What, then, is poetry? Wordsworth sets out to define this particular form of art. In the Preface to Lyrical Ballads, Wordsworth outlines his definition of the nature and function of poetry—as well as identifying the qualities that make someone a true poet. For Wordsworth, poetry must reflect spontaneity and an “overflow of powerful feelings.” Passion is key, as are mood and temperament. Although poetry must emerge from spontaneity, it must not be written spontaneously. Rather, Wordsworth asserts that a poem should be the result of long and deep reflection. He also cautions against being too concerned with the poetic rules of Classicism.

Next, Wordsworth breaks down the poet’s process into four stages. The first is observation. A person, object, or situation must stimulate powerful emotions in the Romantic poet, and those observations must be noted. Recollection follows, which is the stage when the poet contemplates those observations. For this, tranquility is a must. Memories may surface that are days old or older, and the poet should contemplate those memories to explore how the emotions they provoke relate to past experiences. The third stage is filtering, when the poet clears the mind of all non-essential elements. The result of this is that the poet’s personal experience becomes relevant to a wider audience. It’s not until the fourth and final stage that the poet should begin to compose. The goal is to express emotions in a way that the reader will understand, and can therefore contemplate.

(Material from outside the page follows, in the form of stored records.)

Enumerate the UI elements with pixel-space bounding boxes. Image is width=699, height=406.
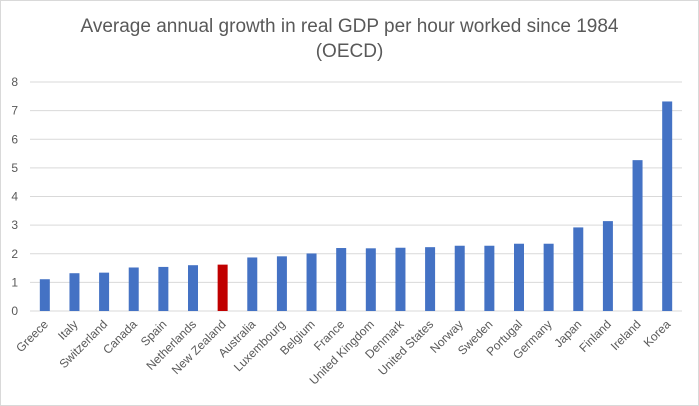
y-tick-label: 7 <box>11 104 18 118</box>
y-tick-label: 2 <box>11 247 18 261</box>
bar <box>128 267 139 311</box>
y-tick-label: 0 <box>11 304 18 318</box>
bar <box>247 257 258 311</box>
chart-title-line-1: Average annual growth in real GDP per ho… <box>80 16 619 37</box>
bar <box>514 243 524 311</box>
x-tick-label: Canada <box>100 317 140 357</box>
x-tick-label: Finland <box>576 317 614 355</box>
bar <box>662 101 673 311</box>
bar <box>454 245 465 311</box>
bar <box>602 221 613 311</box>
x-tick-label: Ireland <box>608 317 644 353</box>
x-tick-label: Greece <box>13 317 51 355</box>
bar <box>632 160 643 311</box>
bar <box>276 256 287 311</box>
bar <box>99 272 110 311</box>
y-tick-label: 8 <box>11 75 18 89</box>
bar <box>306 253 317 311</box>
bar <box>365 248 376 311</box>
y-tick-label: 4 <box>11 190 18 204</box>
y-tick-label: 6 <box>11 132 18 146</box>
x-tick-label: Italy <box>55 317 80 342</box>
bar <box>573 227 584 311</box>
y-tick-label: 5 <box>11 161 18 175</box>
bar <box>336 248 347 311</box>
y-tick-label: 1 <box>11 275 18 289</box>
bar <box>69 273 80 311</box>
bar <box>425 247 436 311</box>
bar <box>543 243 554 311</box>
bar <box>395 247 406 311</box>
bar <box>188 265 198 311</box>
x-tick-label: Korea <box>641 317 674 350</box>
bar <box>158 266 169 311</box>
y-tick-label: 3 <box>11 218 18 232</box>
bar <box>217 264 228 311</box>
bar <box>484 245 495 311</box>
bar <box>39 279 50 311</box>
chart-title-line-2: (OECD) <box>315 41 384 62</box>
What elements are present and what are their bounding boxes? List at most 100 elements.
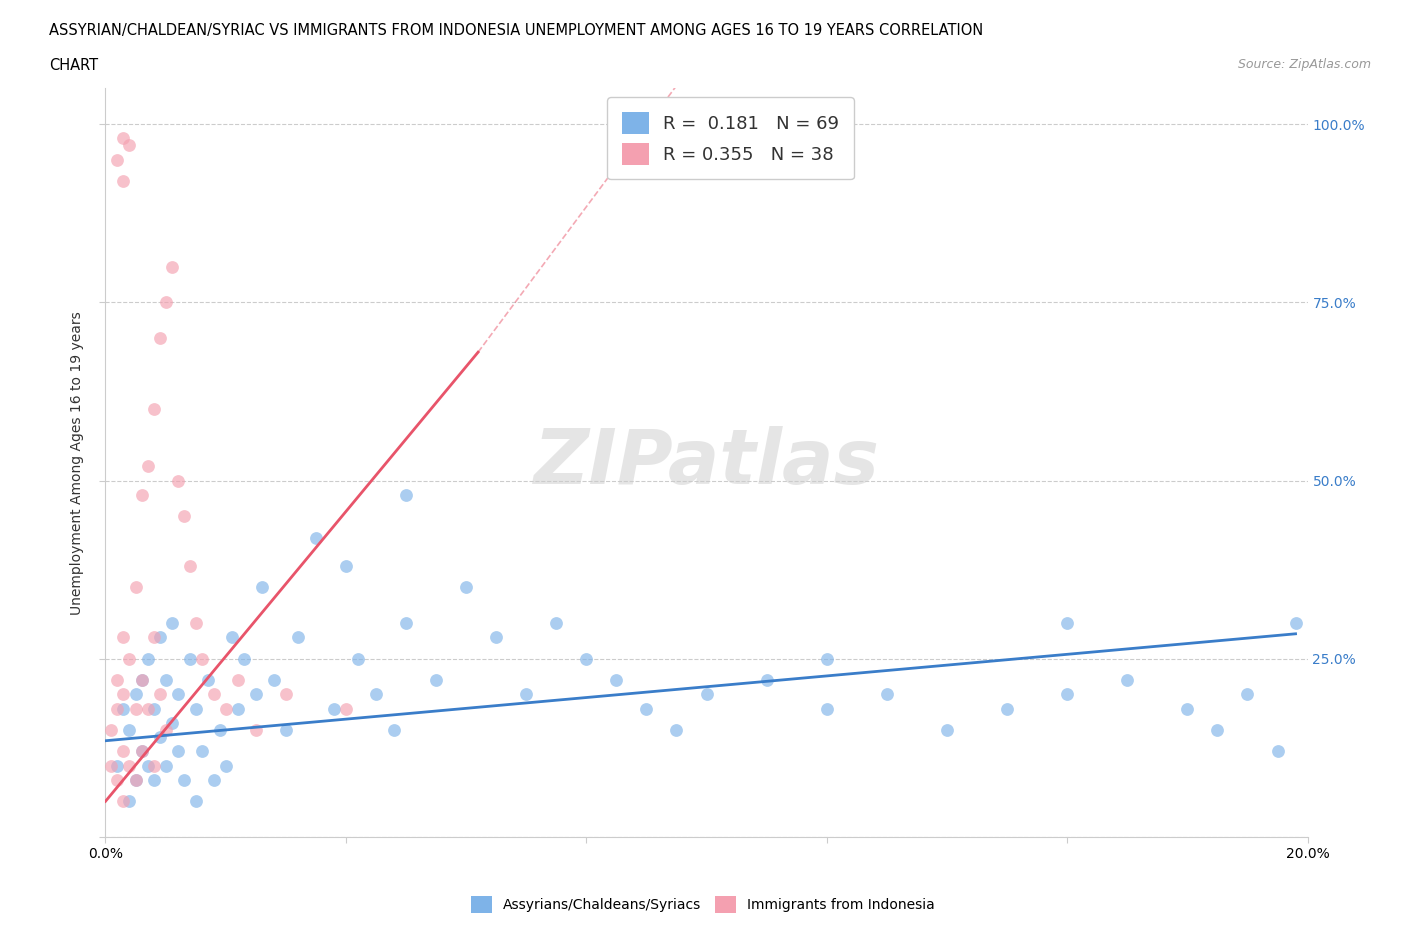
Point [155,295,177,310]
Point [226,672,249,687]
Point [995,701,1018,716]
Point [382,723,405,737]
Point [160,616,183,631]
Point [202,687,225,702]
Point [131,744,153,759]
Point [190,744,212,759]
Point [395,487,418,502]
Point [148,687,170,702]
Point [208,723,231,737]
Point [166,744,188,759]
Point [136,458,159,473]
Point [335,701,357,716]
Point [136,701,159,716]
Point [190,651,212,666]
Point [485,630,508,644]
Text: CHART: CHART [49,58,98,73]
Point [245,723,267,737]
Point [347,651,370,666]
Point [245,687,267,702]
Point [107,672,129,687]
Point [395,616,418,631]
Point [173,773,195,788]
Point [250,580,273,595]
Point [179,651,201,666]
Point [454,580,477,595]
Point [1284,616,1306,631]
Text: ZIPatlas: ZIPatlas [533,426,880,499]
Point [118,758,141,773]
Point [287,630,309,644]
Point [131,744,153,759]
Point [136,651,159,666]
Legend: R =  0.181   N = 69, R = 0.355   N = 38: R = 0.181 N = 69, R = 0.355 N = 38 [607,98,853,179]
Point [1116,672,1139,687]
Point [696,687,718,702]
Point [118,138,141,153]
Point [425,672,447,687]
Point [155,723,177,737]
Point [876,687,898,702]
Point [131,672,153,687]
Point [100,758,122,773]
Point [546,616,568,631]
Point [197,672,219,687]
Point [665,723,688,737]
Point [1056,687,1078,702]
Point [575,651,598,666]
Point [118,794,141,809]
Point [142,758,165,773]
Point [263,672,285,687]
Point [131,487,153,502]
Point [107,773,129,788]
Point [107,701,129,716]
Point [112,701,135,716]
Point [815,651,838,666]
Point [1267,744,1289,759]
Point [184,616,207,631]
Point [214,701,236,716]
Point [112,744,135,759]
Point [1206,723,1229,737]
Point [166,687,188,702]
Point [160,259,183,274]
Point [142,630,165,644]
Point [124,687,146,702]
Point [155,672,177,687]
Point [118,723,141,737]
Point [226,701,249,716]
Point [148,630,170,644]
Point [160,715,183,730]
Point [142,701,165,716]
Point [112,174,135,189]
Y-axis label: Unemployment Among Ages 16 to 19 years: Unemployment Among Ages 16 to 19 years [70,311,84,615]
Point [1236,687,1258,702]
Point [184,701,207,716]
Point [221,630,243,644]
Point [605,672,627,687]
Point [100,723,122,737]
Point [112,630,135,644]
Point [515,687,537,702]
Point [179,559,201,574]
Point [936,723,959,737]
Point [166,473,188,488]
Legend: Assyrians/Chaldeans/Syriacs, Immigrants from Indonesia: Assyrians/Chaldeans/Syriacs, Immigrants … [465,890,941,919]
Point [155,758,177,773]
Point [274,687,297,702]
Point [112,131,135,146]
Point [184,794,207,809]
Point [136,758,159,773]
Point [214,758,236,773]
Point [112,687,135,702]
Point [124,580,146,595]
Text: ASSYRIAN/CHALDEAN/SYRIAC VS IMMIGRANTS FROM INDONESIA UNEMPLOYMENT AMONG AGES 16: ASSYRIAN/CHALDEAN/SYRIAC VS IMMIGRANTS F… [49,23,983,38]
Point [364,687,387,702]
Point [124,773,146,788]
Point [124,773,146,788]
Point [148,730,170,745]
Point [118,651,141,666]
Point [107,758,129,773]
Point [636,701,658,716]
Point [274,723,297,737]
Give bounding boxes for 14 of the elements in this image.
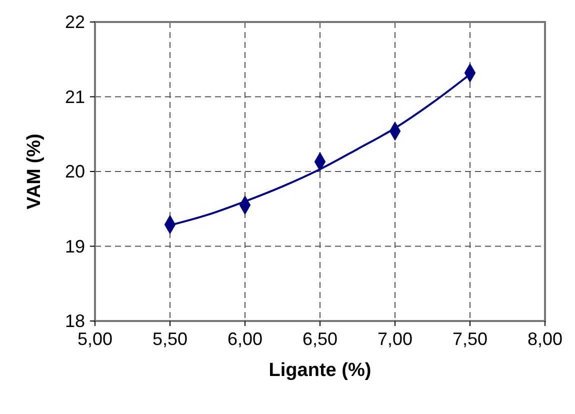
x-tick-label: 6,50 — [302, 329, 338, 349]
x-axis-title: Ligante (%) — [268, 360, 372, 381]
y-tick-label: 19 — [64, 236, 85, 256]
y-axis-title: VAM (%) — [24, 134, 45, 210]
x-tick-label: 8,00 — [527, 329, 563, 349]
x-tick-label: 6,00 — [227, 329, 263, 349]
y-tick-label: 18 — [64, 311, 85, 331]
x-tick-label: 5,50 — [152, 329, 188, 349]
x-tick-label: 7,00 — [377, 329, 413, 349]
x-tick-label: 5,00 — [77, 329, 113, 349]
y-tick-label: 21 — [64, 86, 85, 107]
y-tick-label: 20 — [64, 162, 85, 182]
y-tick-label: 22 — [64, 12, 85, 32]
x-tick-label: 7,50 — [452, 329, 488, 349]
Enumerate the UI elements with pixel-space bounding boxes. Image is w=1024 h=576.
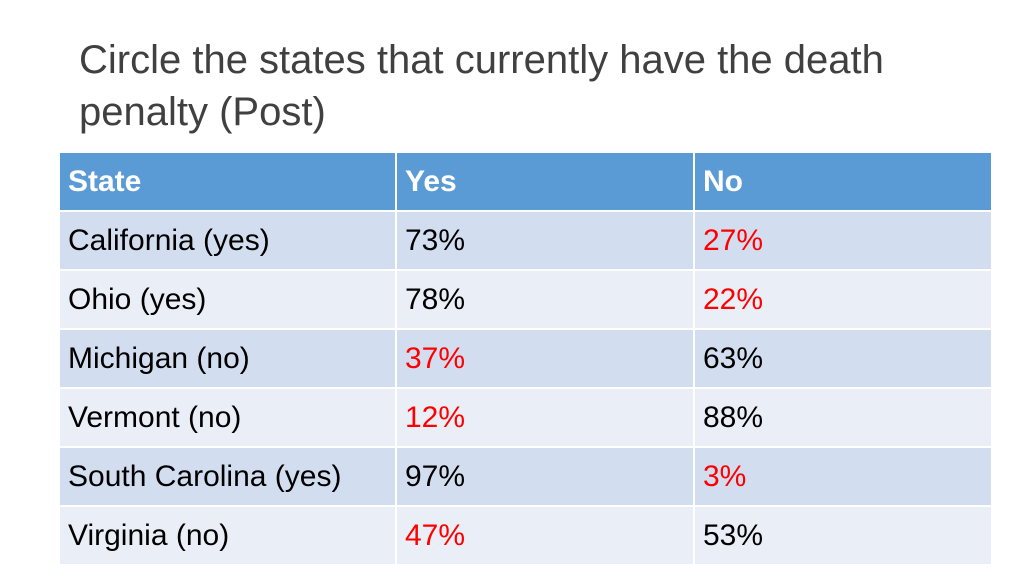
header-no: No	[693, 153, 991, 212]
table-row: California (yes) 73% 27%	[60, 211, 991, 271]
no-cell: 88%	[693, 388, 991, 448]
no-cell: 53%	[693, 506, 991, 566]
no-cell: 22%	[693, 270, 991, 330]
yes-cell: 97%	[395, 447, 694, 507]
state-cell: Michigan (no)	[60, 329, 396, 389]
header-row: State Yes No	[60, 153, 991, 212]
slide-title: Circle the states that currently have th…	[79, 38, 884, 134]
state-cell: South Carolina (yes)	[60, 447, 396, 507]
yes-cell: 37%	[395, 329, 694, 389]
table-row: South Carolina (yes) 97% 3%	[60, 447, 991, 507]
no-cell: 63%	[693, 329, 991, 389]
yes-cell: 73%	[395, 211, 694, 271]
results-table-container: State Yes No California (yes) 73% 27% Oh…	[60, 153, 991, 566]
results-table: State Yes No California (yes) 73% 27% Oh…	[60, 153, 991, 566]
state-cell: Virginia (no)	[60, 506, 396, 566]
table-row: Ohio (yes) 78% 22%	[60, 270, 991, 330]
no-cell: 3%	[693, 447, 991, 507]
yes-cell: 78%	[395, 270, 694, 330]
table-row: Michigan (no) 37% 63%	[60, 329, 991, 389]
state-cell: California (yes)	[60, 211, 396, 271]
table-row: Virginia (no) 47% 53%	[60, 506, 991, 566]
state-cell: Vermont (no)	[60, 388, 396, 448]
yes-cell: 12%	[395, 388, 694, 448]
header-yes: Yes	[395, 153, 694, 212]
state-cell: Ohio (yes)	[60, 270, 396, 330]
yes-cell: 47%	[395, 506, 694, 566]
header-state: State	[60, 153, 396, 212]
table-row: Vermont (no) 12% 88%	[60, 388, 991, 448]
no-cell: 27%	[693, 211, 991, 271]
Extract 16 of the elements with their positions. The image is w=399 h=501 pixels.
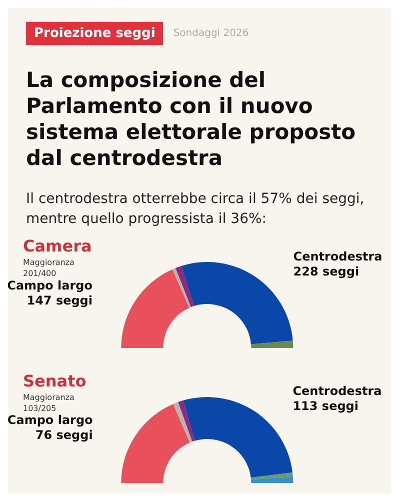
data-label: 113 seggi — [292, 399, 359, 414]
slice-label: Campo largo — [7, 412, 93, 427]
text: Proiezione seggi — [26, 22, 164, 45]
chart-title: Senato — [23, 372, 86, 390]
slice-label: Centrodestra — [292, 384, 382, 398]
text: Maggioranza 103/205 — [23, 393, 75, 413]
chart-title: Camera — [23, 236, 92, 256]
text: La composizione del Parlamento con il nuovo sistema elettorale proposto dal centrodestra — [26, 67, 357, 171]
text: Il centrodestra otterrebbe circa il 57% dei seggi, mentre quello progressista il 36%: — [26, 190, 366, 229]
data-label: 76 seggi — [35, 428, 93, 442]
slice-label: Campo largo — [7, 278, 93, 292]
text: Maggioranza 201/400 — [23, 258, 75, 278]
data-label: 228 seggi — [293, 264, 360, 279]
data-label: 147 seggi — [26, 293, 93, 308]
slice-label: Centrodestra — [293, 250, 382, 264]
text: Sondaggi 2026 — [173, 28, 249, 39]
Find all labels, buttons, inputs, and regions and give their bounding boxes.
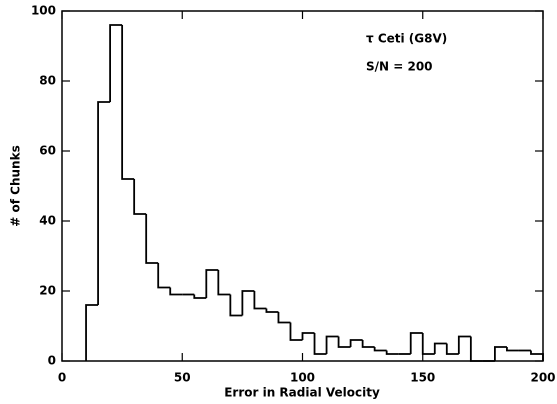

Wordsworth’s next topic is imagination. He begins by discussing how the neo-classicists defined imagination. They said that the mind was passive, and recorded sensations. Imagination, therefore, is a function of memory combined with the ability to associate those sensations with other things that may or may not exist. He provides the example of mythical creatures, which elicit, in literature, real sensations. For Romantics like Wordsworth, imagination is much more creative. Rather than assigning recorded sensations to other objects, the imagination has the power to create a new reality, and to see beyond the material world surrounding the poet. As for what to write about, Wordsworth states that poetry can capture any and every subject that is of interest to the mind. What matters is not whether a subject is poetic, but rather, whether the poet can add meaning to a subject and therefore make it poetic. Suddenly, themes from common life can be poetic and worthy of the contemplation Wordsworth requires of the poet. The reason this works, according to his argument, is that those who live a rustic lifestyle are closer to nature—and therefore farther away from vanity bred by artifice.

Next, Wordsworth dives deeper into the function of poetry. Unlike the classicists, who value art for the sake of art—the idea that art should be produced regardless of any moral values or concerns–Wordsworth and the Romantics believe in art for the sake of life. That is, Wordsworth sees the function of poetry as ennobling the reader through the teaching of moral and philosophical values and ideals.

Finally, Wordsworth discusses in greater depth the diction of poetry. Diction is basically the use of language, but more specifically, it’s the choice of words, phrases, sentence structures, and even figurative language. While diction is important in all of literature, Wordsworth places particular importance on its role in  poetry because it is the poet’s medium. Whereas prose also has characters, setting, and plot to convey a message, the poet’s choice of language, or diction, is the sole means of expression in poetry. Despite this, Wordsworth argues that the diction of poetry and prose is the same, and criticizes the neo-classicists for their “artificial” and “unnatural” language. Passion should drive diction, not ornament, dignity or meter. He wants poetry to center on rustic, humble situations using rustic, humble language. According to Wordsworth, that is the real source of poetic truth and beauty.